Sun Xiaojian, Liu Yanlou, Xin Tao, Song Naiqing
School of Mathematics and Statistics, Southwest University, Chongqing, China.
Southwest University Branch, Collaborative Innovation Center of Assessment for Basic Education Quality, Chongqing, China.
Front Psychol. 2020 Dec 2;11:575141. doi: 10.3389/fpsyg.2020.575141. eCollection 2020.
Calibration errors are inevitable and should not be ignored during the estimation of item parameters. Items with calibration error can affect the measurement results of tests. One of the purposes of the current study is to investigate the impacts of the calibration errors during the estimation of item parameters on the measurement accuracy, average test length, and test efficiency for variable-length cognitive diagnostic computerized adaptive testing. The other purpose is to examine the methods for reducing the adverse effects of calibration errors. Simulation results show that (1) calibration error has negative effect on the measurement accuracy for the deterministic input, noisy "and" gate (DINA) model, and the reduced reparameterized unified model; (2) the average test lengths is shorter, and the test efficiency is overestimated for items with calibration errors; (3) the compensatory reparameterized unified model (CRUM) is less affected by the calibration errors, and the classification accuracy, average test length, and test efficiency are slightly stable in the CRUM framework; (4) methods such as improving the quality of items, using large calibration sample to calibrate the parameters of items, as well as using cross-validation method can reduce the adverse effects of calibration errors on CD-CAT.
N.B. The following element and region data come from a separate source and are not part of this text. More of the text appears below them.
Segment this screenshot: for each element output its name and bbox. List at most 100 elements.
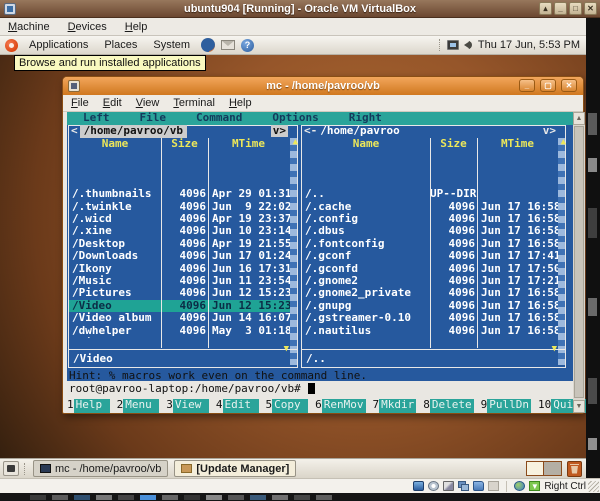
host-taskbar [0,493,600,501]
mc-maximize-button[interactable]: ▢ [540,79,556,92]
ubuntu-logo-icon[interactable] [5,39,18,52]
column-divider [208,138,209,348]
clock[interactable]: Thu 17 Jun, 5:53 PM [478,39,580,51]
shade-button[interactable]: ▴ [539,2,552,15]
scrollbar-thumb[interactable] [574,126,584,398]
mc-menu-command[interactable]: Command [196,112,242,125]
function-key[interactable]: 1 Help [67,399,110,413]
mc-menu-right[interactable]: Right [349,112,382,125]
col-header-name[interactable]: Name [69,138,161,151]
mc-close-button[interactable]: ✕ [561,79,577,92]
panel-left-arrow[interactable]: <- [302,125,317,137]
left-panel-sort[interactable]: v> [271,125,288,137]
workspace-2[interactable] [544,462,561,475]
usb-icon[interactable] [488,481,499,491]
shared-folder-icon[interactable] [473,481,484,491]
minimize-button[interactable]: _ [554,2,567,15]
mail-icon[interactable] [221,40,235,50]
col-header-name[interactable]: Name [302,138,430,151]
col-header-mtime[interactable]: MTime [208,138,289,151]
trash-icon[interactable] [567,461,582,477]
hostkey-icon: ▼ [529,481,540,491]
resize-grip[interactable] [588,481,599,492]
network-icon[interactable] [458,481,469,491]
mc-minimize-button[interactable]: _ [519,79,535,92]
workspace-switcher[interactable] [526,461,562,476]
left-panel-path[interactable]: /home/pavroo/vb [80,125,187,137]
menu-machine[interactable]: Machine [8,21,50,33]
firefox-icon[interactable] [201,38,215,52]
menu-help[interactable]: Help [125,21,148,33]
function-key[interactable]: 2 Menu [117,399,160,413]
hostkey-label: Right Ctrl [544,481,586,492]
file-row[interactable]: /.xine 4096 Jun 10 23:14 [69,225,290,237]
file-row[interactable]: /sid-en 4096 Jun 17 16:21 [69,337,290,338]
mc-menu-left[interactable]: Left [83,112,110,125]
col-header-mtime[interactable]: MTime [477,138,558,151]
vbox-statusbar: ▼ Right Ctrl [0,478,600,493]
workspace-1[interactable] [527,462,544,475]
scroll-up-marker: ▲ [561,138,566,147]
taskbar-window-button[interactable]: mc - /home/pavroo/vb [33,460,168,477]
maximize-button[interactable]: □ [569,2,582,15]
window-icon [181,464,192,473]
taskbar-window-button[interactable]: [Update Manager] [174,460,296,477]
panel-separator-line [302,349,565,350]
tmenu-terminal[interactable]: Terminal [173,97,215,109]
function-key[interactable]: 7 Mkdir [373,399,417,413]
column-divider [430,138,431,348]
volume-icon[interactable] [464,41,470,49]
close-button[interactable]: ✕ [584,2,597,15]
cd-icon[interactable] [428,481,439,491]
file-row[interactable]: /Downloads 4096 Jun 17 01:24 [69,250,290,262]
right-panel-scrollbar[interactable] [558,138,565,365]
vbox-menubar: Machine Devices Help [0,18,586,36]
network-manager-icon[interactable] [447,40,459,50]
function-key[interactable]: 4 Edit [216,399,259,413]
function-key[interactable]: 9 PullDn [481,399,531,413]
shell-prompt[interactable]: root@pavroo-laptop:/home/pavroo/vb# [69,383,315,395]
menu-applications[interactable]: Applications [24,39,93,51]
hdd-icon[interactable] [413,481,424,491]
mc-titlebar[interactable]: mc - /home/pavroo/vb _ ▢ ✕ [63,77,583,95]
right-panel-sort[interactable]: v> [543,125,556,137]
tmenu-help[interactable]: Help [229,97,252,109]
panel-left-arrow[interactable]: < [69,125,78,137]
help-icon[interactable]: ? [241,39,254,52]
function-key[interactable]: 3 View [166,399,209,413]
file-row[interactable]: /Video album 4096 Jun 14 16:07 [69,312,290,324]
tmenu-view[interactable]: View [136,97,160,109]
vbox-titlebar[interactable]: ubuntu904 [Running] - Oracle VM VirtualB… [0,0,600,18]
col-header-size[interactable]: Size [430,138,477,151]
menu-system[interactable]: System [148,39,195,51]
menu-places[interactable]: Places [99,39,142,51]
scroll-down-button[interactable]: ▼ [573,400,585,413]
file-row[interactable]: /.thumbnails 4096 Apr 29 01:31 [69,188,290,200]
terminal-scrollbar[interactable]: ▲ ▼ [573,112,585,413]
mc-menu-file[interactable]: File [140,112,167,125]
host-desktop-edge [586,18,600,478]
function-key[interactable]: 6 RenMov [315,399,365,413]
right-panel-path[interactable]: /home/pavroo [317,125,399,137]
function-key[interactable]: 8 Delete [423,399,473,413]
terminal-screen[interactable]: Left File Command Options Right < /home/… [67,112,573,413]
menu-devices[interactable]: Devices [68,21,107,33]
guest-taskbar: mc - /home/pavroo/vb [Update Manager] [0,458,586,478]
function-key-bar: 1 Help 2 Menu 3 View 4 Edit 5 Copy [67,399,573,413]
gnome-panel: Applications Places System ? Thu 17 Jun,… [0,36,586,55]
window-selector-icon[interactable] [3,461,19,476]
vbox-window-title: ubuntu904 [Running] - Oracle VM VirtualB… [0,3,600,15]
tmenu-file[interactable]: File [71,97,89,109]
file-row[interactable]: /Pictures 4096 Jun 12 15:23 [69,287,290,299]
scroll-up-button[interactable]: ▲ [573,112,585,125]
col-header-size[interactable]: Size [161,138,208,151]
left-panel-scrollbar[interactable] [290,138,297,365]
screen: ubuntu904 [Running] - Oracle VM VirtualB… [0,0,600,501]
features-icon[interactable] [514,481,525,491]
scroll-down-marker: ▼ [284,345,289,354]
panel-separator [439,39,442,51]
right-panel-status: /.. [306,353,326,365]
serial-icon[interactable] [443,481,454,491]
tmenu-edit[interactable]: Edit [103,97,122,109]
function-key[interactable]: 5 Copy [266,399,309,413]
校准误差是不可避免的,在项目参数估计过程中不应被忽视。存在校准误差的项目会影响测试的测量结果。本研究的目的之一是调查项目参数估计过程中的校准误差对可变长度认知诊断计算机自适应测试的测量准确性、平均测试长度和测试效率的影响。另一个目的是研究减少校准误差不利影响的方法。模拟结果表明:(1)校准误差对确定性输入噪声“与”门(DINA)模型和简化重参数化统一模型的测量准确性有负面影响;(2)对于存在校准误差的项目,平均测试长度较短,且测试效率被高估;(3)补偿重参数化统一模型(CRUM)受校准误差的影响较小,在CRUM框架下分类准确性、平均测试长度和测试效率略有稳定;(4)提高项目质量、使用大校准样本校准项目参数以及使用交叉验证方法等可以减少校准误差对认知诊断计算机自适应测试(CD-CAT)的不利影响。